There is something quietly reassuring about the first soccer match of the spring. March in Northern Virginia rarely cooperates—39 degrees, a steady chill—but after the rhythm and finality of basketball season, the return to the pitch feels less like a beginning than a reopening.
Westfield, a program that has built a strong case as one of the best in the state over the past two years, hosted Annandale on opening night. The Bulldogs have been close—very close. A single regular-season loss last year, followed by a penalty shootout exit to eventual champion Herndon. The year before, another shootout defeat, this time to McLean in a regional semifinal that still lingers in memory. The margins have been thin, but the standard has been high.
Early on, Westfield looked every bit the part.
The midfield, anchored by Reyes Torres and Joel Geraban, controlled the tempo with quiet authority, recycling possession and probing for openings. Ahead of them, juniors Ethan O’Connor and Yannis Cardoza offered the kind of attacking threat that makes pressure feel inevitable rather than forced. It had the shape of a match in which the first goal would come through accumulation.
Annandale, though, resisted in a way that was both risky and revealing.
They insisted on building from the back, even under sustained pressure—a choice that invites danger but also signals belief. Against a side like Westfield, where pressing moments can quickly turn into chances, that approach can unravel. But it can also, if executed with discipline, establish a rhythm of its own.

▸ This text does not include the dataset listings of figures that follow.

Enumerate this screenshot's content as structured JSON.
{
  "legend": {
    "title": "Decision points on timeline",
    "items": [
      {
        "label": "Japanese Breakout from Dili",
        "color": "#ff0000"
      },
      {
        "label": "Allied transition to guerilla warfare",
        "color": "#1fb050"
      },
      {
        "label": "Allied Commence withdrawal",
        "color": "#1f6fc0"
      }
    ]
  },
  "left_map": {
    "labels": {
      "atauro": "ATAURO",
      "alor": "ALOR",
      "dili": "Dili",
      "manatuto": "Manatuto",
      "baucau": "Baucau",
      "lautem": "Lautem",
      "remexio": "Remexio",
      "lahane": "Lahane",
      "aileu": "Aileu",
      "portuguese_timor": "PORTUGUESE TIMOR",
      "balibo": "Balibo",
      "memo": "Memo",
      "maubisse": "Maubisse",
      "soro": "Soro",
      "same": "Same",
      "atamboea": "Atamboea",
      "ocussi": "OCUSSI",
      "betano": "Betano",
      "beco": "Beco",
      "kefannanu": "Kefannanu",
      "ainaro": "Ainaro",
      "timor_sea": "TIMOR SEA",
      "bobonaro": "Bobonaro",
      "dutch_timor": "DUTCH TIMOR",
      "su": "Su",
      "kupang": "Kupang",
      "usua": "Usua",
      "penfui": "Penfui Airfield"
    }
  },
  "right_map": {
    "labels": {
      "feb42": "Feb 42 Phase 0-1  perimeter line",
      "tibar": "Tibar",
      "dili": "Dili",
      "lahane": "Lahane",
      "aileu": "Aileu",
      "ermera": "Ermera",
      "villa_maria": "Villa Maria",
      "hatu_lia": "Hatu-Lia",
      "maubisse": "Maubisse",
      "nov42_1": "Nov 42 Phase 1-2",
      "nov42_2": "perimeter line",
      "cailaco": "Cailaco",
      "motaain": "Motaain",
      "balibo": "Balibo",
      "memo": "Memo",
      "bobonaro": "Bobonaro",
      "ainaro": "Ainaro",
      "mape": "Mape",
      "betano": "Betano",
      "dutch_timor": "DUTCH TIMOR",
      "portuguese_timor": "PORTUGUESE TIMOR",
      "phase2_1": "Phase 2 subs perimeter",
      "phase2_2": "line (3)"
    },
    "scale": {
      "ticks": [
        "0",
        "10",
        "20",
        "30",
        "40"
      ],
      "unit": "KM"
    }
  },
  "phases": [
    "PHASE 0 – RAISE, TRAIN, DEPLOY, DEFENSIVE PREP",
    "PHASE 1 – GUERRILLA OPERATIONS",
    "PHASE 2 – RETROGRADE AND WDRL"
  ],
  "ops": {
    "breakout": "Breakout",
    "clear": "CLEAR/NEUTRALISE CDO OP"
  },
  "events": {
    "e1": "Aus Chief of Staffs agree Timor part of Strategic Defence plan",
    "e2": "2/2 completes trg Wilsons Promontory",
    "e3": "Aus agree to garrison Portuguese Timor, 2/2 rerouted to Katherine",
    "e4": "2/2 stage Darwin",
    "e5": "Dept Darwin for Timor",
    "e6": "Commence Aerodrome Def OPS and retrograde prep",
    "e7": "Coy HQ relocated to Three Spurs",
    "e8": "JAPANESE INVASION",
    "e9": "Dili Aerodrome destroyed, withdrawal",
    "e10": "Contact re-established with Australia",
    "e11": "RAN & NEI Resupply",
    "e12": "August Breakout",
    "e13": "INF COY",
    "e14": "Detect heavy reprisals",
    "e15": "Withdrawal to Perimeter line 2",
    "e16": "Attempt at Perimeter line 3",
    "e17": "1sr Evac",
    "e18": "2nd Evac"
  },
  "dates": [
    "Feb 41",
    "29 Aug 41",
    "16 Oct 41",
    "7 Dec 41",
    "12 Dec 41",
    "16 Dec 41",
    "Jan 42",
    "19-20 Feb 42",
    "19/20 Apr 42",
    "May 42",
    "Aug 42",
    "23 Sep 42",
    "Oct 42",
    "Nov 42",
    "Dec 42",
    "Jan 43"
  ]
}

Annandale did not abandon it, and over time, that decision began to matter.
Still, the first half belonged largely to Westfield—except on the scoreboard.
Goalkeeper Jose Vera Puna was central to that. His saves were not always spectacular in their mechanics, but they were consistent in their effect. Positionally sound and calm under pressure, he dealt with what came his way without inviting second chances. One effort, pushed just over the bar, stood out. The rest were a reminder that reliability, at this level, is often more valuable than flair.
And as so often happens in soccer, dominance without conversion invites consequence.
Annandale took the lead from a set piece—delivered with intent, finished with awareness as Habib Yasin reacted quickest to a loose ball in the area. It was not a goal that reflected territorial control, but it reflected something else: attentiveness, and readiness when the moment arrived.
The match shifted subtly after that.
Annandale grew more comfortable, even as injuries forced adjustments. Their possession became more assured, their defensive shape more settled. And when the second opportunity came, it arrived not through buildup but through transition. Yaw Boateng finished a sharp counterattack to make it 2–0 with fifteen minutes remaining—a goal that changed not just the scoreline but the tone.
Westfield responded as strong teams do—with urgency.
A set piece pulled one back, and the final minutes were played almost entirely in Annandale’s half. Crosses, second balls, half-chances—the kind of sustained pressure that feels inevitable when it is happening and incomplete when it ends. Vera Puna remained composed. The defense, undersized but organized, held its line. And in a final moment that might have sealed the night entirely, Annandale struck the crossbar on a late break.
The result, in the end, was not just about execution, but about contrast.
One team controlled much of the game. The other controlled the moments that mattered.
I watched the match alongside Steve Tunley, whose son Andrew captained Herndon’s state championship side last season. Like many of us, he had come not just for the game itself, but for what the game represents—the continuity of it, the familiarity. Around us, younger players pointed out names, connections, possibilities. Seasons pass, players move on, but the structure remains.
It took hours to warm up afterward.
But there is a particular satisfaction in that first cold night of soccer, when the season is still undefined, and every match feels like it might be the beginning of something.